Languages in the world of Wikimedia

One of the central topics of Wikimedia's world is languages. Currently, we cover around 290 languages in most projects, more or less well covered. In theory, all information in Wikipedia can be replicated and connected, so that different culture's knowledge is interlinked and accessible no matter which language you speak. In reality however, this can be tricky. The authors of [1] show, that even English Wikipedia's content is in big parts not represented in other languages, even in other big Wikipedias. And the other way around: The content in underserved languages is often not covered in English Wikipedia. A possible solution is translation by the community as done with the content translation tool [2]. Nevertheless, that means translation of all language articles into all other languages, which is an effort that's never ending and especially for small language communities barely feasible. And it's not only all about Wikipedia- the other Wikimedia projects will need a similar effort! Another approach for a better coverage of languages in Wikipedia is the ArticlePlaceholder [3]. Using Wikidata's inherently multi- and cross-lingual structure, AP displays data in a readable format on Wikipedias, in their language. However, even Wikipedia has a lack of support for languages as we were able to show in [4]. The question is therefore, how can we get more multilingual data into Wikidata, using the tools and resources we already have, and eventually how to reuse Wikidata's data on Wikipedia and other Wikimedia projects in order to support under-resourced language communities and enable them to access information in their language easier.
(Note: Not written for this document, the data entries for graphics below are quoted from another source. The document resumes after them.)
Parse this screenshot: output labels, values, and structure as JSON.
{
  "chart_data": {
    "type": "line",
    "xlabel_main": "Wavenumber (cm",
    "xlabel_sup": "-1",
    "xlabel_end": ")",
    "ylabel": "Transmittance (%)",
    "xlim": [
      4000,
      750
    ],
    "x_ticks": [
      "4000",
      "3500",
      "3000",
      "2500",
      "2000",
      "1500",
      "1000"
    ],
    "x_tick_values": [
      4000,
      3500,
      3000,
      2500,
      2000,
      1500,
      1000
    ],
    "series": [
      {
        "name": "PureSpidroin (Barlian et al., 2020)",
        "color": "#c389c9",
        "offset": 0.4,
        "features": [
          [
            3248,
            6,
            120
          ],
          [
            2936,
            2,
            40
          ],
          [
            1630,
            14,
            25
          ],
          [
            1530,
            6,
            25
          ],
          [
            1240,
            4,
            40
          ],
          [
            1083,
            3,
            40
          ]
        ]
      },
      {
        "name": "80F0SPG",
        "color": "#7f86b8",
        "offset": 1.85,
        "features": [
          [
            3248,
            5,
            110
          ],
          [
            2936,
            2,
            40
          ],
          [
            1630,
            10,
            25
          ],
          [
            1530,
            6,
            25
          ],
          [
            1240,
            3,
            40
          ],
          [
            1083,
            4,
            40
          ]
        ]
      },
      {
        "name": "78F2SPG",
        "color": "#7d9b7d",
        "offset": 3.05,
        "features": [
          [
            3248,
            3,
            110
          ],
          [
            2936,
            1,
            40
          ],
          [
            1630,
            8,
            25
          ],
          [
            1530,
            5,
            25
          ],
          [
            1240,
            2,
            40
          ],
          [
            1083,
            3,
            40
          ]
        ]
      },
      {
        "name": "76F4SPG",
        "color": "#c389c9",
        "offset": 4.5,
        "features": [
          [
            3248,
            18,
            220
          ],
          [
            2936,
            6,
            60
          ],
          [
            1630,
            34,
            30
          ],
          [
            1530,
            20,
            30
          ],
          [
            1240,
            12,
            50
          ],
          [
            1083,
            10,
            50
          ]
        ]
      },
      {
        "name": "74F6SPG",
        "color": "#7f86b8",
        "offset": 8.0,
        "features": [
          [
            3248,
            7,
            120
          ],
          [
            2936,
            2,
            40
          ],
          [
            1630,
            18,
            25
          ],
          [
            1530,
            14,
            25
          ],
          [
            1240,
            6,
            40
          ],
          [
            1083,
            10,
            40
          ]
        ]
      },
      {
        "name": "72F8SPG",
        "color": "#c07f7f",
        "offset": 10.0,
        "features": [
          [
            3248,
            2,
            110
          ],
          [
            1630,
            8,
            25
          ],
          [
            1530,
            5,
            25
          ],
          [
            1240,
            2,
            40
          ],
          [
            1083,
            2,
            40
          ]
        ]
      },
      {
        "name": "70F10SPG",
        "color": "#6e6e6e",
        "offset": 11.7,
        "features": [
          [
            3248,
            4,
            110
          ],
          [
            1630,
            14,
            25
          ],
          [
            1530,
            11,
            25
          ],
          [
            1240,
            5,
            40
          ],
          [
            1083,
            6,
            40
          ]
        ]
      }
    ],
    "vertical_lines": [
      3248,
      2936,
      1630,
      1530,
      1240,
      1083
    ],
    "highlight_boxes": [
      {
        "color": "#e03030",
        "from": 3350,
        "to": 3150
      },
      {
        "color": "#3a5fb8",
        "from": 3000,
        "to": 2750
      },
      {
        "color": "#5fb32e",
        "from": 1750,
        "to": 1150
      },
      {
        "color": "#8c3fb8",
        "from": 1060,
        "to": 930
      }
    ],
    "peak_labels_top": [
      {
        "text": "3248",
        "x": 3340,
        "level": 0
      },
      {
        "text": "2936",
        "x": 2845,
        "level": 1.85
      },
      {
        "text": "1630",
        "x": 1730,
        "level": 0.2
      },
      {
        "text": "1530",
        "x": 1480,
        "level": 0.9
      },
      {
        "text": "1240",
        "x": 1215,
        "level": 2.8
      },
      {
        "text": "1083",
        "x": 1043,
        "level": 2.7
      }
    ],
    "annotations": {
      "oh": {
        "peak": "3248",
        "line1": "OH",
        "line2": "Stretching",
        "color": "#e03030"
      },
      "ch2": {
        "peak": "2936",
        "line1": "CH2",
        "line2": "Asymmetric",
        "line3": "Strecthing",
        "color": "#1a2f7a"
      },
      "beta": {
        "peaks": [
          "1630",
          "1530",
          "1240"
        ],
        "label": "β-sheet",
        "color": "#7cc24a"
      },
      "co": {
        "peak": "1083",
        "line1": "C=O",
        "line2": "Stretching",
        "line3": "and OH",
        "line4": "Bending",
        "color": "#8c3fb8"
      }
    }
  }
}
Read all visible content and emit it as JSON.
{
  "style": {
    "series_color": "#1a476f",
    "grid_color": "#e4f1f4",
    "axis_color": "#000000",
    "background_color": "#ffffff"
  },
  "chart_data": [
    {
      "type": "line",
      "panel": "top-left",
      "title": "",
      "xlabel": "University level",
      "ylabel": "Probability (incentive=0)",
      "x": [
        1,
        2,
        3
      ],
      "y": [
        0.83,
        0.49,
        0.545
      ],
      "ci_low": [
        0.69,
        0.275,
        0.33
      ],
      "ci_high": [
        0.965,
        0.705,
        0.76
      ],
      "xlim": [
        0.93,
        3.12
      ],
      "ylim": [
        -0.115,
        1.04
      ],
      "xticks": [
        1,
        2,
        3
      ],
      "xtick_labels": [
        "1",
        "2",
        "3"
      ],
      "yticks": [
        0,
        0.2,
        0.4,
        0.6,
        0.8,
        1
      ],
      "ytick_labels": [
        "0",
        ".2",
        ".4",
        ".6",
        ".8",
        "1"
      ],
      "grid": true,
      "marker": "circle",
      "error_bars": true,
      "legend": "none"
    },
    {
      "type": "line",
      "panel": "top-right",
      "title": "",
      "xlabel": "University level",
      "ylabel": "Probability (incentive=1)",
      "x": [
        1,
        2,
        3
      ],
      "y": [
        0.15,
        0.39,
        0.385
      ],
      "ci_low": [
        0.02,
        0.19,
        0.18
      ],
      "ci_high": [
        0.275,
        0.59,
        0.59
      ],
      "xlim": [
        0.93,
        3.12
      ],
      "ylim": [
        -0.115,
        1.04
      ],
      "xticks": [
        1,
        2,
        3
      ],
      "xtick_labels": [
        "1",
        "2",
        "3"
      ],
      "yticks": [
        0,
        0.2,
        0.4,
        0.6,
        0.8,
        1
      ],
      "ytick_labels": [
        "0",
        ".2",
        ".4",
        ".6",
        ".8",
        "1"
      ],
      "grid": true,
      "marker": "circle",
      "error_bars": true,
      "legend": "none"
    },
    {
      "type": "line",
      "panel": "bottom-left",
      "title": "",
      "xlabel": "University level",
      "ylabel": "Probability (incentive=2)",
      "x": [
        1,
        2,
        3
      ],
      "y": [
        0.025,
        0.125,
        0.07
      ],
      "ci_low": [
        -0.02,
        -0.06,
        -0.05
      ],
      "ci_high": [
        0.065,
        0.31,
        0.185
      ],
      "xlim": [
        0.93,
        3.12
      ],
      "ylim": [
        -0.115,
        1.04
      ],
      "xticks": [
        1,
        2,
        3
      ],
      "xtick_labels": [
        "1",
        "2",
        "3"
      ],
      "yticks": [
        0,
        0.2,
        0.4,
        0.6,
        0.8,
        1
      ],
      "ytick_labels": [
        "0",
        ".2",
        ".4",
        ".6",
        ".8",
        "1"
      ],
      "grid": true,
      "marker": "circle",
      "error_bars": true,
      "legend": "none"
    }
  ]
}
Accessible content in a language will eventually also mean they are encouraged to contribute to the knowledge. Currently, we investigate machine learning tools in order to support the display of data and the gathering of new multilingual labels for information in Wikidata. It can be assumed, that over the coming years, language accessibility will be one of the key topics for Wikimedia and its projects and it is therefore important to already invest in the topic and enable an exchange about it.


[1] Hecht, B., & Gergle, D. (2010, April). The tower of Babel meets web 2.0: user-generated content and its applications in a multilingual context. In Proceedings of the SIGCHI conference on human factors in computing systems (pp. 291-300). ACM. [2] https://en.wikipedia.org/wiki/Wikipedia:Content_translation_tool [3] https://commons.wikimedia.org/wiki/File:Generating_Article_Placeholders_from_Wikidata_for_Wikipedia_-_Increasing_Access_to_Free_and_Open_Knowledge.pdf [4] https://eprints.soton.ac.uk/413433/